Although it’s a novel of ideas, A Day and a Night and a Day also recalls the surreal compressions of a writer like John Hawkes. As a result, Duncan’s breathtaking intellectual leaps and bounds are often lost under layers of literary writing. He’s so consumed by his language that he never bothers fully to explore Rose’s decision to throw in his lot with a gang of cold-blooded killers. The novel’s near-fatal flaw is that Rose’s bizarre moral choices and his situation as a victim of torture appear to be taken for granted, so eager is Duncan to use such conceits to examine Rose’s nature as your everyday Western man.

¶ It is clear from Maria Russo's favorable review that Ali Smith's The First Person and Other Stories is a work of brittle sophistication, and yet this is precisely the aspect of the collection that Ms Russo seems inclined to take for granted, as though other kinds of books were of no interest. The resulting airless review does Ms Smith a disservice.

¶ There's a lot of good old-fashioned storytelling in Anthony Doerr's favorable review of Water Dogs, Lewis Robinson's first novel, set in wintry Maine; but Mr Doerr goes about his summarizing with such attentiveness to the book's atmosphere that readers will be hooked by its suggestion of good old-fashioned mystery. Mr Doerr doesn't tell; he shows.

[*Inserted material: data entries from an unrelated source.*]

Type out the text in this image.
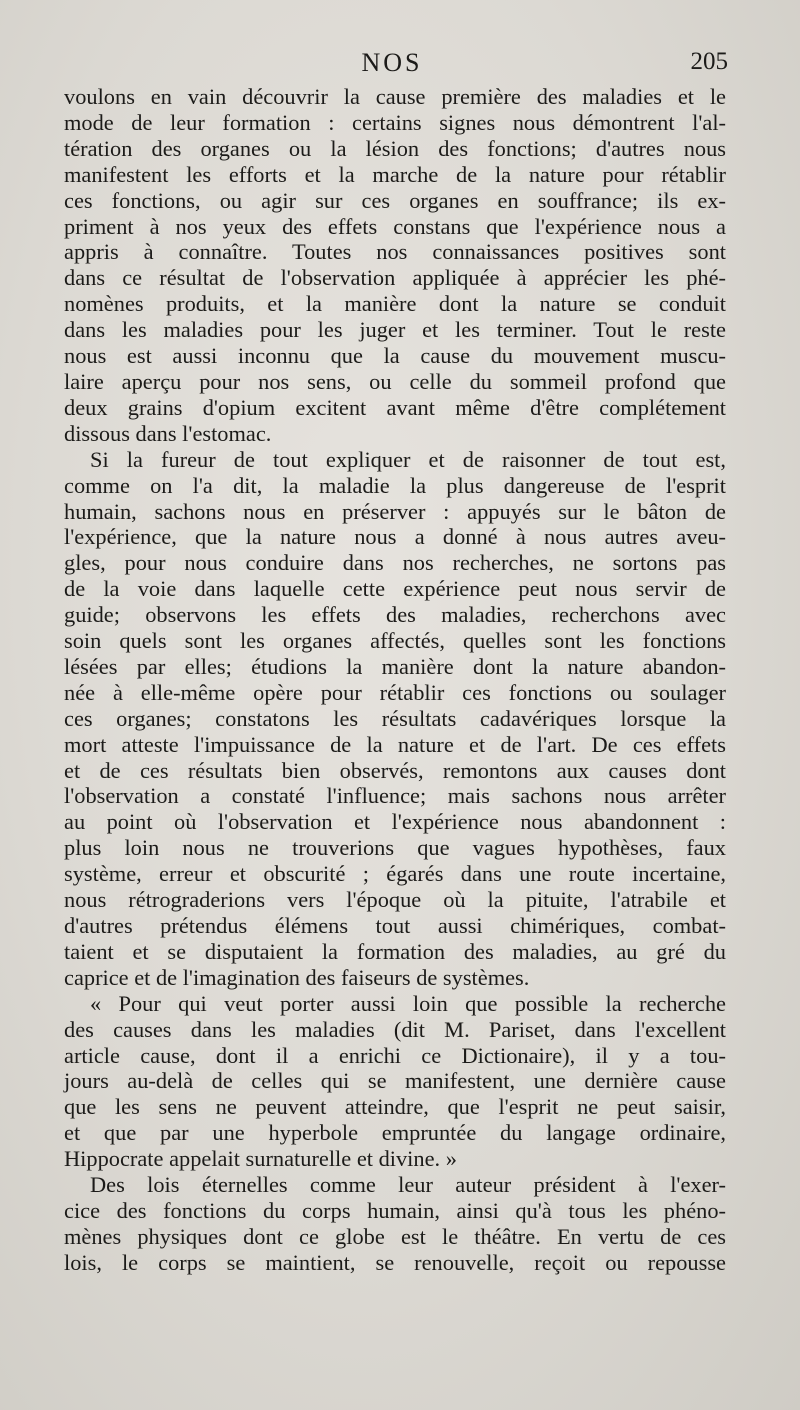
NOS	205

voulons en vain découvrir la cause première des maladies et le
mode de leur formation : certains signes nous démontrent l'al-
tération des organes ou la lésion des fonctions; d'autres nous
manifestent les efforts et la marche de la nature pour rétablir
ces fonctions, ou agir sur ces organes en souffrance; ils ex-
priment à nos yeux des effets constans que l'expérience nous a
appris à connaître. Toutes nos connaissances positives sont
dans ce résultat de l'observation appliquée à apprécier les phé-
nomènes produits, et la manière dont la nature se conduit
dans les maladies pour les juger et les terminer. Tout le reste
nous est aussi inconnu que la cause du mouvement muscu-
laire aperçu pour nos sens, ou celle du sommeil profond que
deux grains d'opium excitent avant même d'être complétement
dissous dans l'estomac.

Si la fureur de tout expliquer et de raisonner de tout est,
comme on l'a dit, la maladie la plus dangereuse de l'esprit
humain, sachons nous en préserver : appuyés sur le bâton de
l'expérience, que la nature nous a donné à nous autres aveu-
gles, pour nous conduire dans nos recherches, ne sortons pas
de la voie dans laquelle cette expérience peut nous servir de
guide; observons les effets des maladies, recherchons avec
soin quels sont les organes affectés, quelles sont les fonctions
lésées par elles; étudions la manière dont la nature abandon-
née à elle-même opère pour rétablir ces fonctions ou soulager
ces organes; constatons les résultats cadavériques lorsque la
mort atteste l'impuissance de la nature et de l'art. De ces effets
et de ces résultats bien observés, remontons aux causes dont
l'observation a constaté l'influence; mais sachons nous arrêter
au point où l'observation et l'expérience nous abandonnent :
plus loin nous ne trouverions que vagues hypothèses, faux
système, erreur et obscurité ; égarés dans une route incertaine,
nous rétrograderions vers l'époque où la pituite, l'atrabile et
d'autres prétendus élémens tout aussi chimériques, combat-
taient et se disputaient la formation des maladies, au gré du
caprice et de l'imagination des faiseurs de systèmes.

« Pour qui veut porter aussi loin que possible la recherche
des causes dans les maladies (dit M. Pariset, dans l'excellent
article cause, dont il a enrichi ce Dictionaire), il y a tou-
jours au-delà de celles qui se manifestent, une dernière cause
que les sens ne peuvent atteindre, que l'esprit ne peut saisir,
et que par une hyperbole empruntée du langage ordinaire,
Hippocrate appelait surnaturelle et divine. »

Des lois éternelles comme leur auteur président à l'exer-
cice des fonctions du corps humain, ainsi qu'à tous les phéno-
mènes physiques dont ce globe est le théâtre. En vertu de ces
lois, le corps se maintient, se renouvelle, reçoit ou repousse
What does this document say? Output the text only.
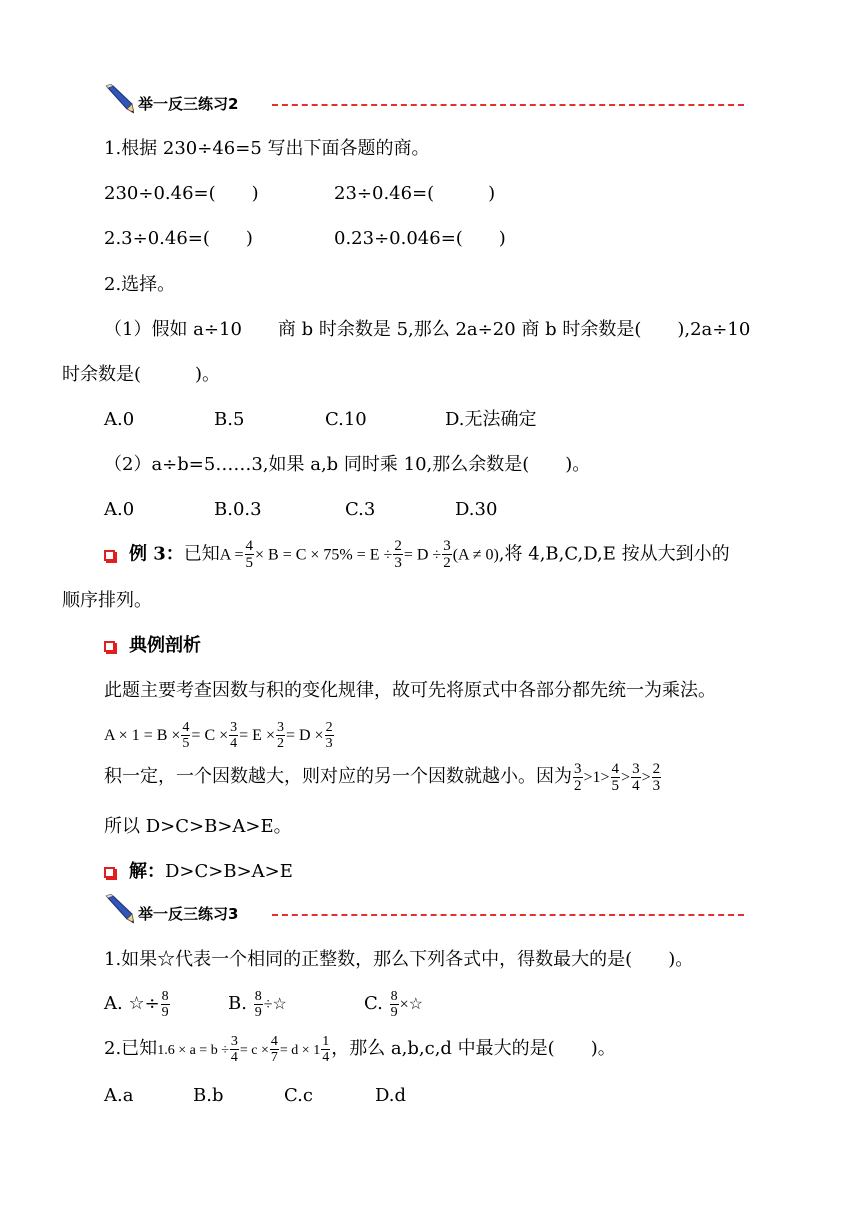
举一反三练习2
1.根据 230÷46=5 写出下面各题的商。
230÷0.46=(　　)	23÷0.46=(　　　)
2.3÷0.46=(　　)	0.23÷0.046=(　　)
2.选择。
（1）假如 a÷10　　商 b 时余数是 5,那么 2a÷20 商 b 时余数是(　　),2a÷10
时余数是(　　　)。
A.0	B.5	C.10	D.无法确定
（2）a÷b=5……3,如果 a,b 同时乘 10,那么余数是(　　)。
A.0	B.0.3	C.3	D.30
例 3：已知$A = \frac{4}{5} \times B = C \times 75\% = E \div \frac{2}{3} = D \div \frac{3}{2} (A \ne 0)$,将 4,B,C,D,E 按从大到小的
顺序排列。
典例剖析
此题主要考查因数与积的变化规律，故可先将原式中各部分都先统一为乘法。
$A \times 1 = B \times \frac{4}{5} = C \times \frac{3}{4} = E \times \frac{3}{2} = D \times \frac{2}{3}$
积一定，一个因数越大，则对应的另一个因数就越小。因为 $\frac{3}{2} >1> \frac{4}{5} > \frac{3}{4} > \frac{2}{3}$
所以 D>C>B>A>E。
解：D>C>B>A>E
举一反三练习3
1.如果☆代表一个相同的正整数，那么下列各式中，得数最大的是(　　)。
A. ☆÷ $\frac{8}{9}$	B. $\frac{8}{9}$ ÷☆	C. $\frac{8}{9}$ ×☆
2.已知$1.6 \times a = b \div \frac{3}{4} = c \times \frac{4}{7} = d \times 1 \frac{1}{4}$ ，那么 a,b,c,d 中最大的是(　　)。
A.a	B.b	C.c	D.d
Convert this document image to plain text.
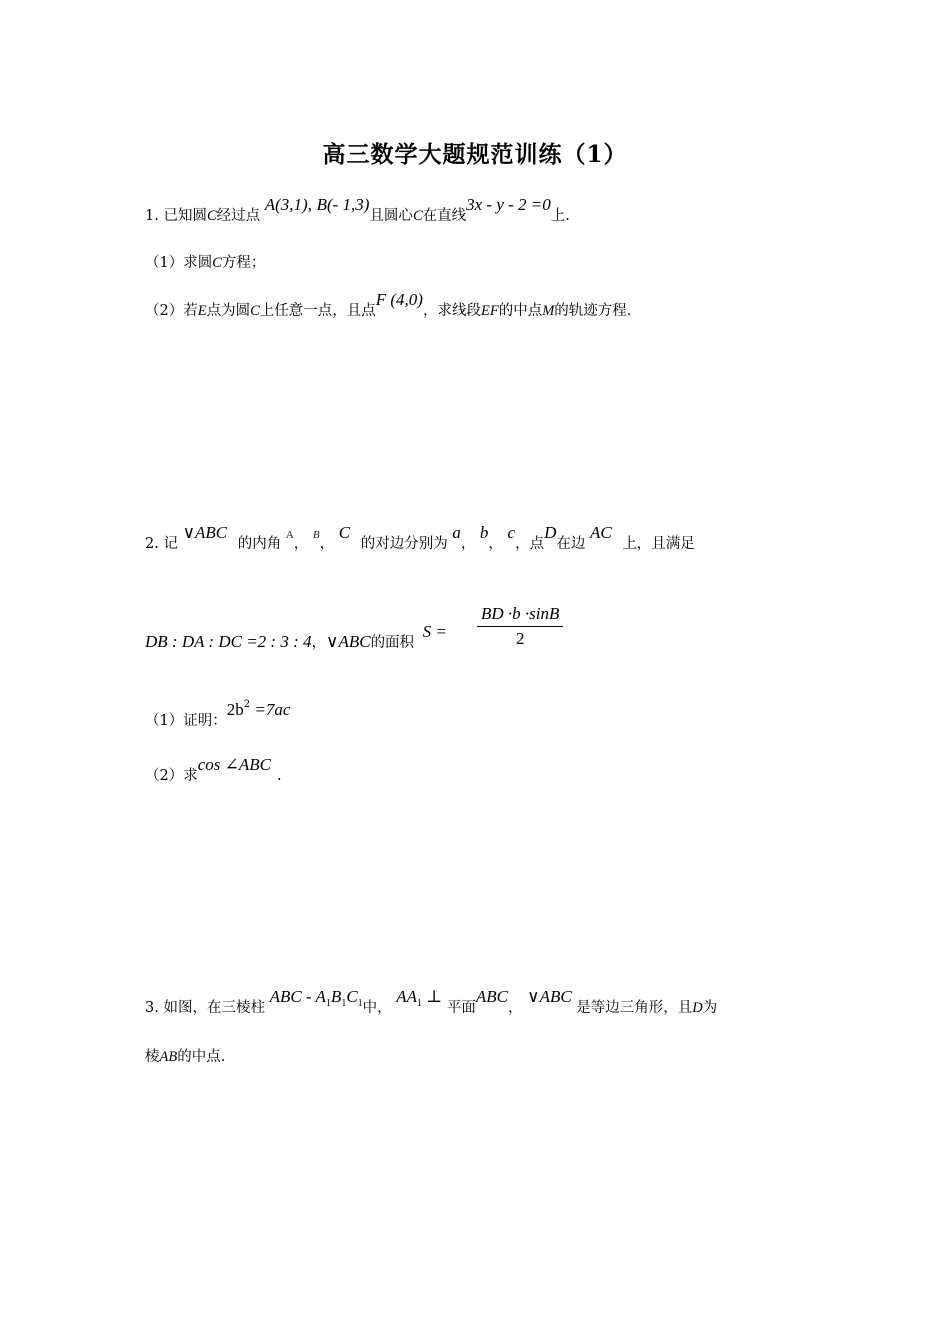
高三数学大题规范训练（1）
1. 已知圆C经过点 A(3,1), B(- 1,3)且圆心C在直线3x - y - 2 =0上.
（1）求圆C方程；
（2）若E点为圆C上任意一点，且点F (4,0)，求线段EF的中点M的轨迹方程.
2. 记 ∨ABC 的内角 $^A$， $^B$， C 的对边分别为 a， b， c，点D在边 AC 上，且满足
DB : DA : DC =2 : 3 : 4，∨ABC的面积 $S = \frac{BD \cdot b \cdot\sin B}{2}$
（1）证明：$2b^2 =7ac$
（2）求cos ∠ABC.
3. 如图，在三棱柱 ABC - $A_1B_1C_1$中， $AA_1$ ⊥ 平面ABC， ∨ABC 是等边三角形，且D为
棱AB的中点.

Perhaps Water Dogs feels honest in its insularity because it’s wrapped so thickly in snow. Robinson clearly understands how to make a smudge of light glow against a dark background, how to negotiate winter’s tandem essences of threat and beauty. In its rendering of the complicated, rich, mostly unspoken relationship between a young man and the place he lives, “Water Dogs” is a lovely novel. Robinson may not evoke the snow falling faintly through the universe, but he certainly evokes it as it falls over Maine.

¶ Roy Hoffman's review of Inman Majors' satirical novel about the 1982 Knoxville World's Fair, The Millionaires: A Novel of the New South, is too crammed within its short space that it has a glazed, uninformative feel.

In contrast to Majors’s fluid second novel, Wonderdog, with its bummed out but talkative narrator, The Millionaires moves like a light opera with a big cast, staged by a director who seems periodically uncertain about how to get all these characters on and off the stage.

¶ And in the same brief allotment, Nancy Kline has to make a case for the French writer Annie Ernaux's unusual oeuvre (very short books), criticize Anna Moschovakis's translation of Ms Ernaux's latest title to appear here, The Possession, and recommend other works for first-time readers. It's too much for too few column-inches.